I’m glad I didn’t go sailing today. While mostly sunny, the temps topped out at 45F and the predicted 5-10 mph wind did not materialize. I can’t wait to have a boat that will row in addition to sail so that days like this with time but not so much wind I can go exploring some of the narrow side fingers of our lakes.

So instead of sailing I started out cutting out the two masts from the two ply 5/4″ x 3.5″ Southern Yellow Pine (SYP) I glued up a while back. The two pieces are 2″ square at the base of the mast tapering down to 1.5″ square at the top and are 11’6″ long. I wasn’t sure how cutting them with the circular saw would work, but they came out great. The wood is heavier and stiffer than the white pine 2x4s that I carved the yard and boom from. SYP was the traditional wood used for masts here in the southeastern US back in the day, so it’s fun to harken back to the olden days with that little piece of the boat even if the rest of the plywood construction is less historical.
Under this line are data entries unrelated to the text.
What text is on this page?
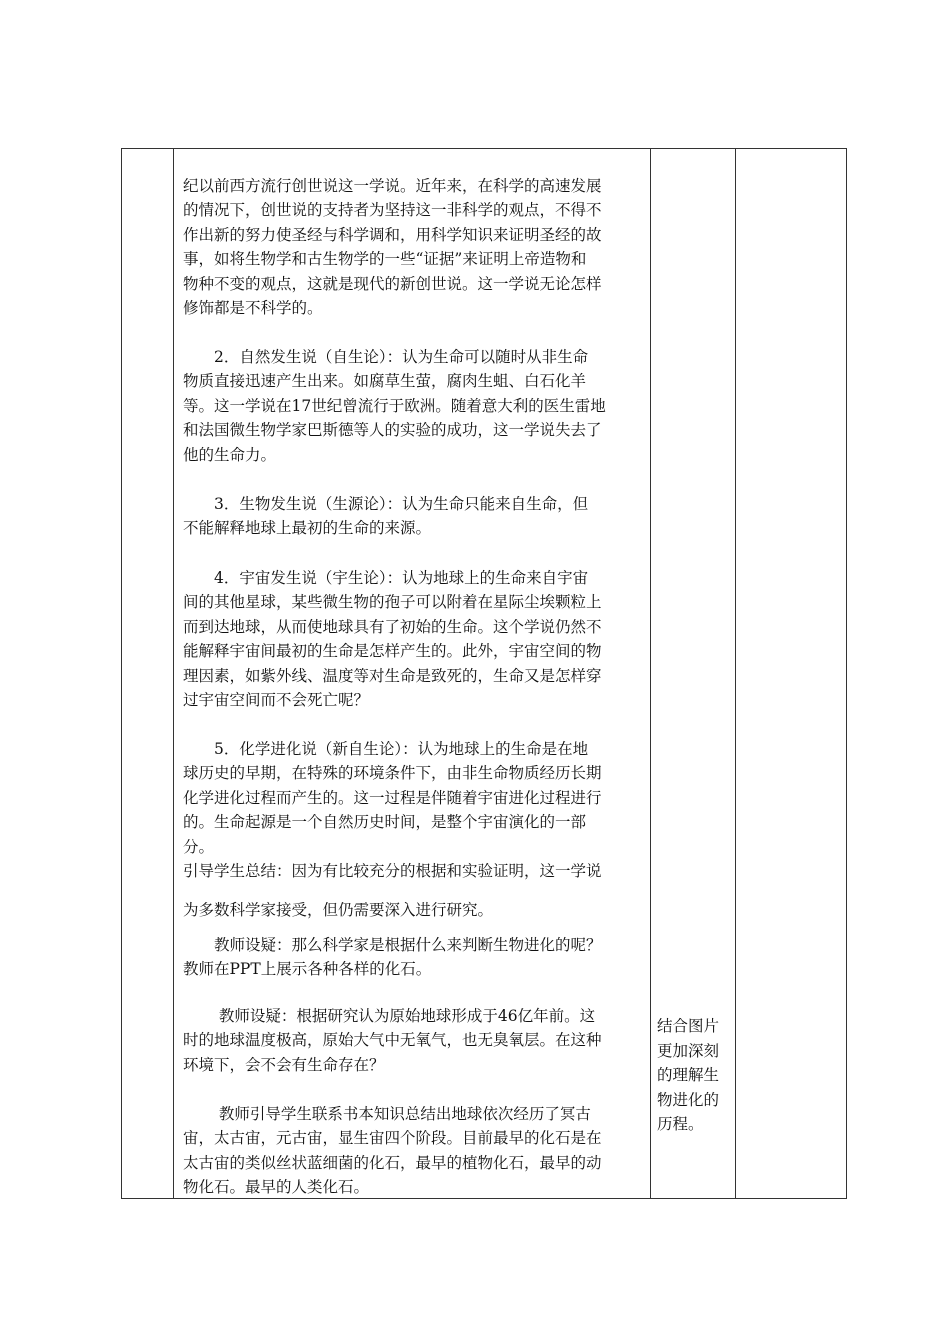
纪以前西方流行创世说这一学说。近年来，在科学的高速发展

的情况下，创世说的支持者为坚持这一非科学的观点，不得不

作出新的努力使圣经与科学调和，用科学知识来证明圣经的故

事，如将生物学和古生物学的一些“证据”来证明上帝造物和

物种不变的观点，这就是现代的新创世说。这一学说无论怎样

修饰都是不科学的。

　　2．自然发生说（自生论）：认为生命可以随时从非生命

物质直接迅速产生出来。如腐草生萤，腐肉生蛆、白石化羊

等。这一学说在17世纪曾流行于欧洲。随着意大利的医生雷地

和法国微生物学家巴斯德等人的实验的成功，这一学说失去了

他的生命力。

　　3．生物发生说（生源论）：认为生命只能来自生命，但

不能解释地球上最初的生命的来源。

　　4．宇宙发生说（宇生论）：认为地球上的生命来自宇宙

间的其他星球，某些微生物的孢子可以附着在星际尘埃颗粒上

而到达地球，从而使地球具有了初始的生命。这个学说仍然不

能解释宇宙间最初的生命是怎样产生的。此外，宇宙空间的物

理因素，如紫外线、温度等对生命是致死的，生命又是怎样穿

过宇宙空间而不会死亡呢？

　　5．化学进化说（新自生论）：认为地球上的生命是在地

球历史的早期，在特殊的环境条件下，由非生命物质经历长期

化学进化过程而产生的。这一过程是伴随着宇宙进化过程进行

的。生命起源是一个自然历史时间，是整个宇宙演化的一部

分。

引导学生总结：因为有比较充分的根据和实验证明，这一学说

为多数科学家接受，但仍需要深入进行研究。

　　教师设疑：那么科学家是根据什么来判断生物进化的呢？

教师在PPT上展示各种各样的化石。

　　 教师设疑：根据研究认为原始地球形成于46亿年前。这

时的地球温度极高，原始大气中无氧气，也无臭氧层。在这种

环境下，会不会有生命存在？

　　 教师引导学生联系书本知识总结出地球依次经历了冥古

宙，太古宙，元古宙，显生宙四个阶段。目前最早的化石是在

太古宙的类似丝状蓝细菌的化石，最早的植物化石，最早的动

物化石。最早的人类化石。

结合图片

更加深刻

的理解生

物进化的

历程。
Look at the pitch lines in the mast

Look at the pitch lines in the mast

After cutting out the masts I gave them a light sanding so they are ready to be planed down to octagons. Then I sanded down the yard and boom to roughly circular shapes. The boom is a little lumpier than the yard, but that’s okay. I’ll give them another fine sanding, drill holes in the ends to hold the sail and then give them several coats of spar varnish when the weather warms up.

roundish yard and boom

roundish yard and boom

Finally I cut out the last plywood pieces. 3 pieces for the leeboard, 3 pieces for the rudder stock (the part attached to the back of the boat on hinges) and 2 pieces for the rudder board (the piece that will pivot down into the water). Both the leeboard and rudder will be weighted with lead. The idea is that you’ll uncleat both of them once you’ve launched and aren’t rowing and they’ll drop into the water and stay down without any intervention. Then if you sail through a low spot, etc, they’ll ride up and then drop back down again. Next I’ll glue all the plywood blanks together and after they’ve set I’ll go back and cut the final, complex shapes for each of these items. After that there is only one more piece to fashion – the tiller. Well, then the decorative dragon head for the front of the boat too. It’s nearly time for a sail kit, but I did our taxes and found we owe a bunch of money to Uncle Sam, so that might have to wait a bit longer.